Reorder the fields in a Go struct and the size changes — without changing the data it holds. A bool next to an int64 wastes 7 bytes of padding. Across 10 million allocations, that's 67MB of memory you're paying for but never using.
This matters in high-throughput services where struct slices dominate heap usage: event pipelines, in-memory caches, analytics collectors.
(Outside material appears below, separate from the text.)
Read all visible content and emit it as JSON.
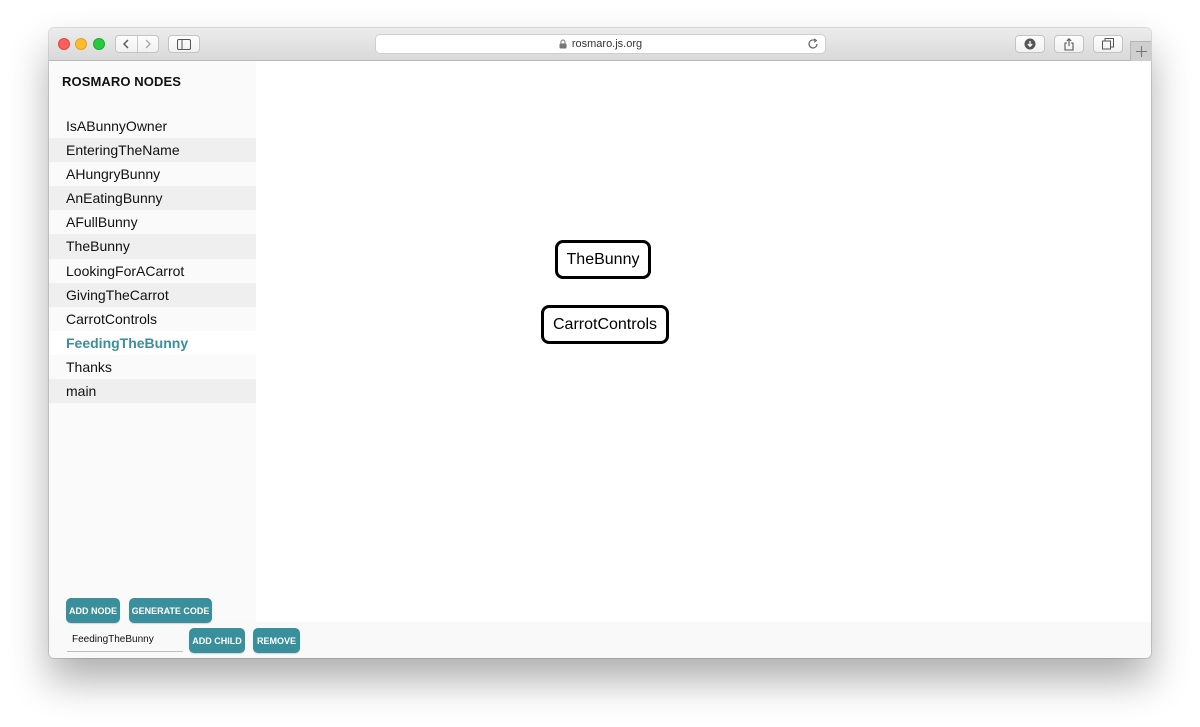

How alignment and padding work
Go stores struct fields in a contiguous block of memory. Each field must be aligned to a memory address that's a multiple of its own size — int64 aligns to 8 bytes, int32 to 4, bool to 1. When a smaller field is followed by a larger one, the compiler inserts invisible padding bytes to satisfy the alignment requirement.
type Bad struct {
Active bool
Balance float64
Age uint8
}
Reorder from largest to smallest:
type Good struct {
Balance float64
Active bool
Age uint8
}
That's a 33% reduction per struct, just by reordering fields.
Measuring the difference
Use reflect.TypeOf and unsafe.Sizeof to check struct sizes at runtime:
package main
import (
"fmt"
"reflect"
"unsafe"
)
type Bad struct {
Active bool
Balance float64
Age uint8
}
type Good struct {
Balance float64
Active bool
Age uint8
}
func main() {
fmt.Println("Bad:", unsafe.Sizeof(Bad{}), "bytes")
fmt.Println("Good:", unsafe.Sizeof(Good{}), "bytes")
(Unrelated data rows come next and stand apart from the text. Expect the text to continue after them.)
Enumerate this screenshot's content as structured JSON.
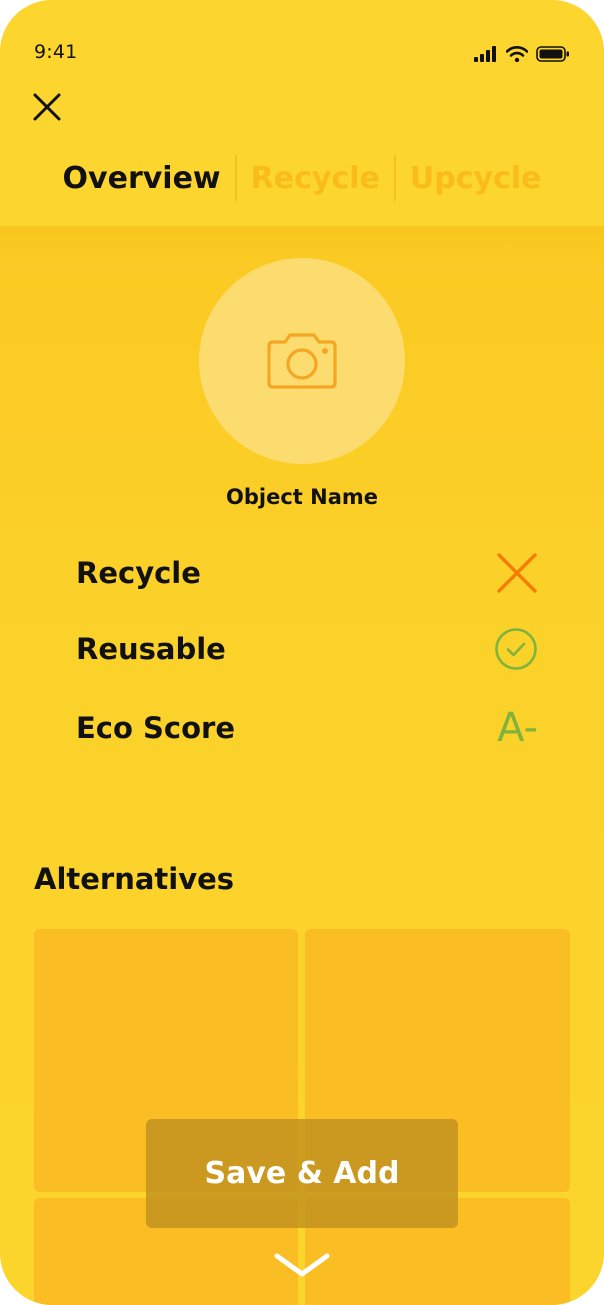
{
  "status_bar": {
    "time": "9:41",
    "icons": [
      "signal-icon",
      "wifi-icon",
      "battery-icon"
    ]
  },
  "header": {
    "close_icon": "close-icon",
    "tabs": [
      {
        "label": "Overview",
        "active": true
      },
      {
        "label": "Recycle",
        "active": false
      },
      {
        "label": "Upcycle",
        "active": false
      }
    ]
  },
  "object": {
    "photo_icon": "camera-icon",
    "name": "Object Name"
  },
  "attributes": [
    {
      "label": "Recycle",
      "icon": "cross-icon",
      "color": "#f57c00"
    },
    {
      "label": "Reusable",
      "icon": "check-circle-icon",
      "color": "#7fb33c"
    },
    {
      "label": "Eco Score",
      "value": "A-",
      "color": "#7fb33c"
    }
  ],
  "alternatives": {
    "title": "Alternatives",
    "card_count": 4
  },
  "actions": {
    "save_label": "Save & Add",
    "expand_icon": "chevron-down-icon"
  },
  "colors": {
    "background": "#fbd22e",
    "accent_orange": "#f5a623",
    "inactive_tab": "#f9bc1a",
    "card": "#fbbd24"
  }
}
t := reflect.TypeOf(Bad{})
for i := 0; i < t.NumField(); i++ {
f := t.Field(i)
fmt.Printf(" %s: size=%d, offset=%d\n", f.Name, f.Type.Size(), f.Offset)
}
}
How much memory this saves at scale
Here's the math for a real scenario — an analytics service tracking page view events:
type PageView struct {
IsBot bool
Timestamp int64
StatusCode uint16
Duration int64
UserID uint32
PathHash uint64
}
type PageViewOptimized struct {
Timestamp int64
Duration int64
PathHash uint64
UserID uint32
StatusCode uint16
IsBot bool
}
| Struct count |
Unoptimized |
Optimized |
Saved |
| 100K |
4.6 MB |
3.1 MB |
1.5 MB |
| 1M |
45.8 MB |
30.5 MB |
15.3 MB |
| 10M |
457 MB |
305 MB |
152 MB |
At 10 million structs, the difference is 152MB — enough to matter for your container memory limits and GC pressure.
Automated detection with fieldalignment
You don't need to manually audit every struct. The fieldalignment analyzer from golang.org/x/tools catches suboptimal layouts automatically:
go install golang.org/x/tools/go/analysis/passes/fieldalignment/cmd/fieldalignment@latest
fieldalignment ./...
It reports every struct that could be smaller and suggests the optimal field order. You can also run it as part of golangci-lint by enabling the govet linter with the fieldalignment check.
The alignment rules
| Type |
Size |
Alignment |
bool, byte, uint8, int8 |
1 byte |
1 |
uint16, int16 |
2 bytes |
2 |
uint32, int32, float32 |
4 bytes |
4 |
uint64, int64, float64, pointer, string, slice, map, interface |
8 bytes |
8 |
The general rule: sort fields from largest alignment to smallest. This minimizes padding because smaller fields can pack together in the leftover space after larger fields.
Structs themselves are padded to a multiple of their largest field's alignment. That's why the Good struct above is 16 bytes (multiple of 8) even though the data only needs 10 bytes.
When not to bother
Field ordering optimization is worth the effort when:
- You allocate millions of the same struct (event pipelines, time-series data, game state)
- The struct is stored in a large slice that stays in memory
- You're hitting container memory limits or seeing heavy GC pauses
It's not worth the effort when:
- The struct is allocated once or a handful of times
- Readability would suffer from rearranging logically grouped fields
- The struct is mostly pointers and strings (already 8-byte aligned)
Run fieldalignment on your codebase as a CI check. Fix the easy wins — the structs that save 8+ bytes per instance — and leave the rest alone. The tool does the thinking for you.